Gerald Combs wrote:
How hard would it be to fork off into privileged "capture" and
non-privileged "display" processes at program startup,
In part (except for the privileged and non-privileged part, and for the
fact that the capture part does some GUI stuff), that's how "Update list
of packets in real time" captures work.
If the subprocess were not to do any GUI stuff, but were only to send
packet counts (rather than just the single packet count it sends now)
and rely on the main process to display that (and to tell the subprocess
to stop capturing when the user asks to stop the capture), the
subprocess could be privileged...
or create a
separate (and privileged) program specifically for captures?
That program could serve the same function as the code in Ethereal to do
"Update list of packets in real time" captures does; it'd be smaller and
perhaps more worthy of being made set-UID, as necessary, on UN*X systems.

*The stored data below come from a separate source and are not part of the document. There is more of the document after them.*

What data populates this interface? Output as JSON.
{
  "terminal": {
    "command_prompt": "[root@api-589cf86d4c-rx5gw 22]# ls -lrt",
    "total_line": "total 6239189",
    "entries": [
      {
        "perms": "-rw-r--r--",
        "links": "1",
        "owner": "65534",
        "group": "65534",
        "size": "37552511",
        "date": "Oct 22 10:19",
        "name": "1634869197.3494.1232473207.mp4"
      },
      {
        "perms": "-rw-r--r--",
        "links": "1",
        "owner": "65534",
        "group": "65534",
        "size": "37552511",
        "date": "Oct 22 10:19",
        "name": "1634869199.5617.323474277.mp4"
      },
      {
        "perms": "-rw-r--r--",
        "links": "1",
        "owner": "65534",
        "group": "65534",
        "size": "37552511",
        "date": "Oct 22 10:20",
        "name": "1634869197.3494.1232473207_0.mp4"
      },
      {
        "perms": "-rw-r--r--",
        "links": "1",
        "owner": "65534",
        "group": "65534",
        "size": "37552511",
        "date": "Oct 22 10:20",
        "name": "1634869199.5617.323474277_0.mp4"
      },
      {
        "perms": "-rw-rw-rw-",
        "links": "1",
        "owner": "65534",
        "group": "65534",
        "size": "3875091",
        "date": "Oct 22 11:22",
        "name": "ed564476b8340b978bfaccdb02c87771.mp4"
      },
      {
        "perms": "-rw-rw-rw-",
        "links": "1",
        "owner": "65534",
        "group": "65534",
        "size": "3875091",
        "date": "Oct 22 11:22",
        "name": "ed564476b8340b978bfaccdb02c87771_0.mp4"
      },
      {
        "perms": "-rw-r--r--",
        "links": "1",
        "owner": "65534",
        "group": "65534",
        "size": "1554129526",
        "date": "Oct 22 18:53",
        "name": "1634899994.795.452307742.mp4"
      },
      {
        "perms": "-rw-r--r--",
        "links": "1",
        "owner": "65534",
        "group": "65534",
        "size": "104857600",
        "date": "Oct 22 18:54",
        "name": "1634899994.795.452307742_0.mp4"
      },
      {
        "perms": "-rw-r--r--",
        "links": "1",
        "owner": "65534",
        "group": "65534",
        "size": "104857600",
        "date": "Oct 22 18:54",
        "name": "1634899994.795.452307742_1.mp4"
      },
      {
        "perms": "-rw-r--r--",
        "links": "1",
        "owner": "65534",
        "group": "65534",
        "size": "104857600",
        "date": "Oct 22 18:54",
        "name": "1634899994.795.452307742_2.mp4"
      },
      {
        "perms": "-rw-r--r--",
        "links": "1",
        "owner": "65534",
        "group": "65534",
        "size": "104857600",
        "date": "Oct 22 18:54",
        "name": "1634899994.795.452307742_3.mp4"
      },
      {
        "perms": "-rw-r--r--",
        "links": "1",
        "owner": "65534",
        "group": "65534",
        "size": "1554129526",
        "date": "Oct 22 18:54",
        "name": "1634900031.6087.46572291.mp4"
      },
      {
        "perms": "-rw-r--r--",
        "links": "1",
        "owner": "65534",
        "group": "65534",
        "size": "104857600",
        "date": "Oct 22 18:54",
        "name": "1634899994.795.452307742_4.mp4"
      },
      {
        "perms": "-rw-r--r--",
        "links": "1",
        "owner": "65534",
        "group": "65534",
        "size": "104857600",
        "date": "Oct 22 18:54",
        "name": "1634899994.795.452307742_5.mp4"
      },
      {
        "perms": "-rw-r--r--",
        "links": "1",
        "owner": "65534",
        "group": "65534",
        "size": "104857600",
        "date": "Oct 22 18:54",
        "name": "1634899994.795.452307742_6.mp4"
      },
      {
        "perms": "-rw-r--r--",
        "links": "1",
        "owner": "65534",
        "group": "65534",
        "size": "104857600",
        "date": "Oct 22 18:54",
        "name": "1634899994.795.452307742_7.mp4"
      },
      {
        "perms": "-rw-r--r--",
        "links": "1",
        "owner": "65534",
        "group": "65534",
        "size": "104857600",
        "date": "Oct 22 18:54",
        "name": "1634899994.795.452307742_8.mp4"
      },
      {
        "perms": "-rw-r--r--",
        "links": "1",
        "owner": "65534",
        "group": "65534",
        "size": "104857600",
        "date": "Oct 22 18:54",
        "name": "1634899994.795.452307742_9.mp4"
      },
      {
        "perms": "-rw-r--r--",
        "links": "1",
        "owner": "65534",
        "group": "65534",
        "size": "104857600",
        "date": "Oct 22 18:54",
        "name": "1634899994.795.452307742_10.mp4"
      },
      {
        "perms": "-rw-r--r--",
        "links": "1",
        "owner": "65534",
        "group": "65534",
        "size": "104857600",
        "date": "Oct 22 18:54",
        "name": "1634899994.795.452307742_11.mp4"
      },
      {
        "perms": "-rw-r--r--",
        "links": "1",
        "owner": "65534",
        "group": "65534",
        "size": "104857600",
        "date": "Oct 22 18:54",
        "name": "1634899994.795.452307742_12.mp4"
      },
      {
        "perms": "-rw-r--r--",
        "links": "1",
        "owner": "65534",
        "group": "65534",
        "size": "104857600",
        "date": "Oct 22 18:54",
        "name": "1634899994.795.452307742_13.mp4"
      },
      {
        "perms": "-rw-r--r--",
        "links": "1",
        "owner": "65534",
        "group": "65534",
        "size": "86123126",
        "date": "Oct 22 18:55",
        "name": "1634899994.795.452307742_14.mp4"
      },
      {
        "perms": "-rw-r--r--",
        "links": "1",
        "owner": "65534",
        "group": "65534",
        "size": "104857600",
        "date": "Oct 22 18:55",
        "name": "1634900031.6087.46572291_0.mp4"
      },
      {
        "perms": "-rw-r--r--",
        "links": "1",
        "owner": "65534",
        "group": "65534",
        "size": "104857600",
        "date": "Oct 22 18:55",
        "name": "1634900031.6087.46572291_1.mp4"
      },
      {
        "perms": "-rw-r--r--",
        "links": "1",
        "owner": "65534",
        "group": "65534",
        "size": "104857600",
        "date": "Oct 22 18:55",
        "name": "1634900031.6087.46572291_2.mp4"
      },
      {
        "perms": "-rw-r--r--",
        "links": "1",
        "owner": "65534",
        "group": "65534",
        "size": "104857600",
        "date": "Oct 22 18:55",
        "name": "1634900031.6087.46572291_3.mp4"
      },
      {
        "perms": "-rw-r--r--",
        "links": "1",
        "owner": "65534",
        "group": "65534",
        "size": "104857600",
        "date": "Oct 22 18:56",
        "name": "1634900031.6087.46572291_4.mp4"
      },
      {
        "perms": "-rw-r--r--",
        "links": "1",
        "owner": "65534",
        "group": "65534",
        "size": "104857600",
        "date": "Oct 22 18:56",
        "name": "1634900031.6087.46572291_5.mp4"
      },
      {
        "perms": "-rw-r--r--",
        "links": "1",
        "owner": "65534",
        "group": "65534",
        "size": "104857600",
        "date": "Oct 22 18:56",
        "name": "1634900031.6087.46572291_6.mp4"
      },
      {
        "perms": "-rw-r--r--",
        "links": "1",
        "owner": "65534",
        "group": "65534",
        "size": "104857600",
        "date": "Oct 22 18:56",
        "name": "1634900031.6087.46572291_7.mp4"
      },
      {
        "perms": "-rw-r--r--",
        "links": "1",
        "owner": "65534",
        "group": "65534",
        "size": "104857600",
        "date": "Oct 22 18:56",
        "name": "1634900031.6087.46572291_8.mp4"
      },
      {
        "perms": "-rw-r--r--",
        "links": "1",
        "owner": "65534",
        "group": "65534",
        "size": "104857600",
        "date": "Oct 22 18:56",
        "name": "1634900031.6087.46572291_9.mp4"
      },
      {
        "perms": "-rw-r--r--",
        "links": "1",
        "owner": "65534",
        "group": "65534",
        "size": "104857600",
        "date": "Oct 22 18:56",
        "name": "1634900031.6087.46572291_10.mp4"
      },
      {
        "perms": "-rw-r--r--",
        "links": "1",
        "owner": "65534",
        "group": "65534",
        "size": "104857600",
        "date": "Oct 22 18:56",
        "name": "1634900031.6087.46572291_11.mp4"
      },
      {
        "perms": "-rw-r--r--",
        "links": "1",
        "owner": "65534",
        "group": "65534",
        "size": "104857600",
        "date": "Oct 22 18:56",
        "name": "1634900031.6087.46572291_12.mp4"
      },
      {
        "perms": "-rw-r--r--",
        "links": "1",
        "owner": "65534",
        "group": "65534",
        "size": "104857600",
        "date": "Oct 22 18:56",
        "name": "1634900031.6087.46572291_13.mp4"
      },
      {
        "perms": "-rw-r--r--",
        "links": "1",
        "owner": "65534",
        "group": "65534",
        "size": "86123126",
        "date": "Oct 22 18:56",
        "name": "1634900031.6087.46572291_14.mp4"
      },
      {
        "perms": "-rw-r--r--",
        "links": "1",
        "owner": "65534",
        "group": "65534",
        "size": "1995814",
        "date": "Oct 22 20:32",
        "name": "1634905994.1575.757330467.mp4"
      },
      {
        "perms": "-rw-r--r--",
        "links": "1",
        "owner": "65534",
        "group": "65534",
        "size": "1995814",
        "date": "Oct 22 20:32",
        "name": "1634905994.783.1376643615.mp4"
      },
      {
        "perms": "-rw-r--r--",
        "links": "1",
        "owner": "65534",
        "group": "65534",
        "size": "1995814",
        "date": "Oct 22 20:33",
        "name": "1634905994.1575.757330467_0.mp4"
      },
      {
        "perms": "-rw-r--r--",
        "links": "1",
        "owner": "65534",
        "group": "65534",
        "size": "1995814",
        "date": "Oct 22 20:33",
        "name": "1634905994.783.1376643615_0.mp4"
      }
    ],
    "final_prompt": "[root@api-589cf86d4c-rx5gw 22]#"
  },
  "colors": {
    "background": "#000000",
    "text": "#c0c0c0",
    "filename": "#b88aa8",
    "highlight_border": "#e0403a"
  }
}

I suspect that at least *some* of the problems might have been avoided
with a higher-level language in which to write dissectors, with a
translator that takes that language and generates C code that avoids
using unsafe idioms.
Were you thinking of something similar to what we currently have with
the ASN.1 and NCP generators, or something beyond that?
Something similar. That'd mean we'd have multiple languages that can
generate dissectors, but a single language might not be appropriate for
all protocols - some protocols, such as ASN.1-based ones, already have
specifications in their own language (ASN.1, ONC RPC rpcgen, DCE RPC
IDL, etc.) or might have constraints that mean that a higher-level
language would be easier to use to describe the protocol (e.g., some of
the X11 stuff).
NetPDL:
http://analyzer.polito.it/30alpha/docs/dissectors/NetPDLSpec.htm
might be one language that could be used.